En hoezo dan ver? Ver op de maatschappe­lijke ladder.

Jawel, en hoe staat het met het verdwalen in 'een ver gelegen land', zoals de verloren zoon in Lucas 15?

Dat was ook 'ver', maar dan in de betekenis van 'ver van God'. Wat weegt bij ons zwaarder? Wat heeft onze eerste zorg? Hun zaligheid?

En ook in dat opzicht is opvoeden een zware taak en hebben we weinig hulp van vrienden of bekenden te verwachten. Iedereen praat over de vorderingen op school. Opa en oma moeten vooral de rapporten van onze kinderen zien. En onderling wordt er uitgewisseld en afgemeten: neef Jan gaat misschien naar de universiteit - o, wat geweldig! - en jouw kind naar de mavo? - o, wat sneu!

Sneu voor de toekomstige carrière van het kind en ook al sneu voor je gekrenkte oudertrots: want jullie hadden toch zeker wel wat anders gehoopt?

Wat is dat allemaal bitter. En wat is dat allemaal on-bekeerd. Want, zoals er bij de profeten staat: de mens ziet aan wat voor ogen is (de treden op de maatschappelijke ladder), maar de Heere ziet het hart aan. Denk eens aan die moeders in Marcus 10: 'En zij brachten hun kinderen tot Hem, opdat Hij ze aanraken zou'. Dat is van eeuwigheidswaarde. Al het andere heeft slechts tijdelijke waarde. Het eerste ligt onder de Zegen van God. Het andere onder het applaus van de mensen. Dat ene leidt uiteindelijk tot het eindoordeel: 'Wel gedaan, goede en getrouwe dienstknecht'. Dat andere tot het 'Ik heb u nooit gekend'.

Opvoeden: een zware taak!

We proberen onze kinderen zoveel mogelijk kennis bij te brengen. Kennis van God is de meest noodzakelijke kennis die er is. De Heere Jezus heeft gezegd: 'Dit is het eeuwige leven, dat zij U kennen, de enige en waarachtige God en Jezus Christus, die Gij gezonden hebt'.

Wanneer wij onze kinderen te weinig van die kennis bijbrengen (en laten bijbrengen), kan dat catastrofaal zijn voor dit leven en voor het toekomende leven.
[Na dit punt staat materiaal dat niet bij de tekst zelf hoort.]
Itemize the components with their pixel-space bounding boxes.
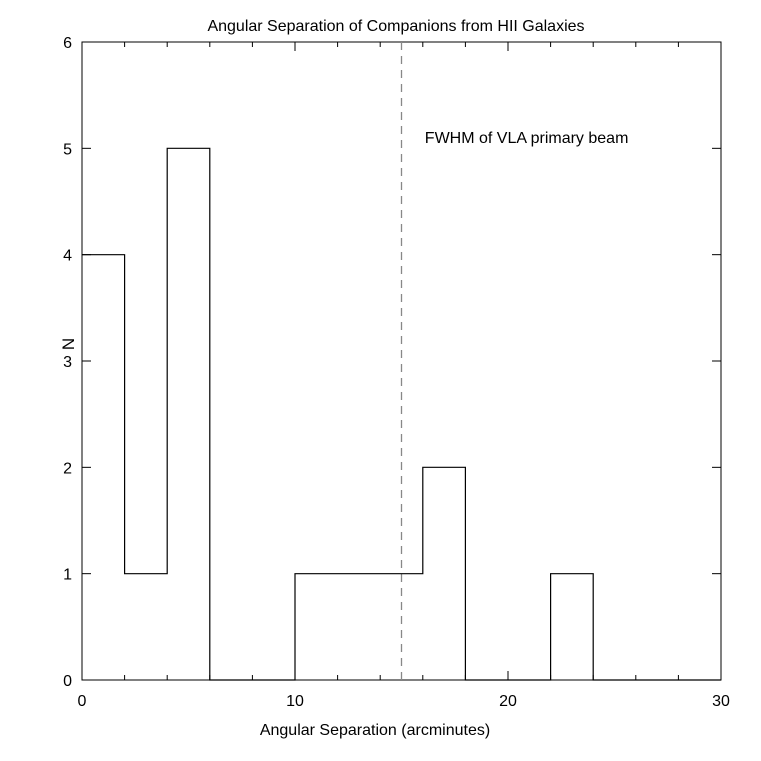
fwhm-annotation: FWHM of VLA primary beam bbox=[425, 130, 629, 147]
y-tick-label: 6 bbox=[63, 35, 72, 52]
histogram-bar bbox=[167, 148, 210, 680]
histogram-bar bbox=[295, 574, 338, 680]
y-tick-label: 2 bbox=[63, 460, 72, 477]
y-tick-label: 0 bbox=[63, 673, 72, 690]
histogram-bars bbox=[82, 148, 593, 680]
x-tick-label: 0 bbox=[78, 693, 87, 710]
y-axis-label: N bbox=[59, 338, 78, 350]
histogram-bar bbox=[423, 467, 466, 680]
x-axis-label: Angular Separation (arcminutes) bbox=[260, 722, 490, 739]
y-tick-label: 5 bbox=[63, 141, 72, 158]
x-tick-label: 30 bbox=[712, 693, 730, 710]
x-tick-label: 10 bbox=[286, 693, 304, 710]
axis-tick-labels: 0 10 20 30 0 1 2 3 4 5 6 bbox=[63, 35, 730, 710]
histogram-bar bbox=[551, 574, 594, 680]
y-tick-label: 1 bbox=[63, 567, 72, 584]
histogram-bar bbox=[338, 574, 381, 680]
chart-title: Angular Separation of Companions from HI… bbox=[207, 18, 584, 35]
histogram-bar bbox=[125, 574, 168, 680]
y-tick-label: 3 bbox=[63, 354, 72, 371]
x-tick-label: 20 bbox=[499, 693, 517, 710]
histogram-outline bbox=[82, 147, 721, 681]
y-tick-label: 4 bbox=[63, 248, 72, 265]
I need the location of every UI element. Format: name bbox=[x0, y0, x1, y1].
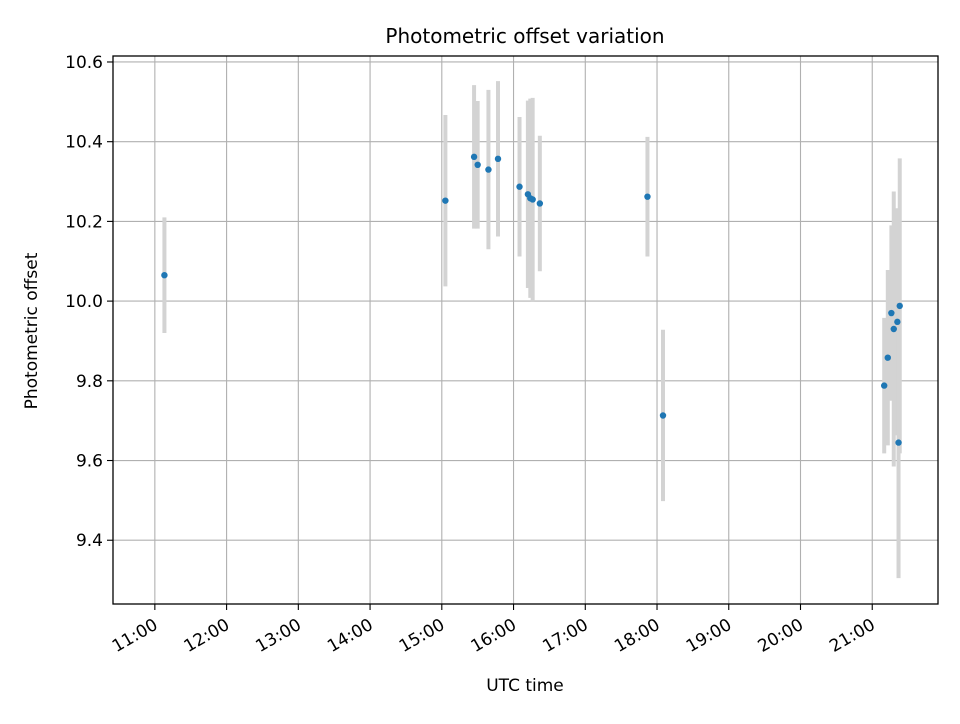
data-point bbox=[890, 325, 897, 333]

Het Beeld Gods, waarnaar wij geschapen zijn, bestond in de eerste plaats in de rechte kennis van God. De Heere gaf ook verschillende middelen om Hem nog beter te leren kennen. We kunnen onze God leren kennen door de natuur. In Zijn spreken en werken openbaarde God Zichzelf tot diepere kennis van Hemzelf en goddelijke zaken. Helaas is in het Paradijs de rechte kennis van God verloren gegaan.

Onze eigen gemaakte voorstellingen kloppen niet met de werkelijkheid. De ingeschapen en uit de natuur verkregen kennis van God maakt niet zalig. Zonder de rechte kennis van God kan niemand echt gelukkig worden. In Zijn grote barmhartigheid schonk God ons Zijn Zoon om de schuld van het niet bezitten van de rechte kennis van God te verzoenen.

Het bezitten van Gods Woord brengt een grote verantwoordelijkheid met zich mee. God gaf ons Zijn Woord niet om er geen kennis van te nemen, maar om ons in dat Woord te verdiepen, keer op keer!

Ons Nederlands volk is rijk door God gezegend. Hij gaf ons Zijn Woord in onze eigen taal. Óp verschillende manieren komen we met dat Woord en de uitlegging ervan in aanraking. Wat doen wij met dat Woord?

Moet van ons hetzelfde worden gezegd als van Israël in de dagen van Hosea? De tekst 'Mijn volk is uitgeroeid omdat het geen kennis heeft' kan ook als volgt worden gelezen: 'Mijn volk gaat verloren, omdat het geen kennis heeft'. We moeten erkennen, dat er ook bij ons veel onkunde heerst. Daarom is het noodzakelijk, dat Gods Woord wordt gehoord en wordt onderzocht! Het 'geen kennis hebben' is catastrofaal voor eigen hart en leven, voor het gezinsleven, voor het kerkelijk leven, voor het maatschappelijk leven en voor het eeuwige leven.

De manier, waarop een kind iemands woorden gelooft, geeft aan hoe het bij een oprecht gelovige behoort te zijn. Wat de juf of de meester op school heeft verteld is voor onze kinderen waar en kan - zelfs door de ouders - niet worden tegengesproken. Een kind hoort een bepaald verhaal graag vele keren vertellen, het heeft behoefe aan herhaling. Een kind luistert kritisch en accepteert geen verdraaiing van feiten. Van Maarten Luther is bekend, dat hij Jesaja 53 uit het hoofd kon opzeggen. Het ontroerde hem steeds weer, wanneer dit hoofdstuk hem de lijdende knecht des Heeren liet zien.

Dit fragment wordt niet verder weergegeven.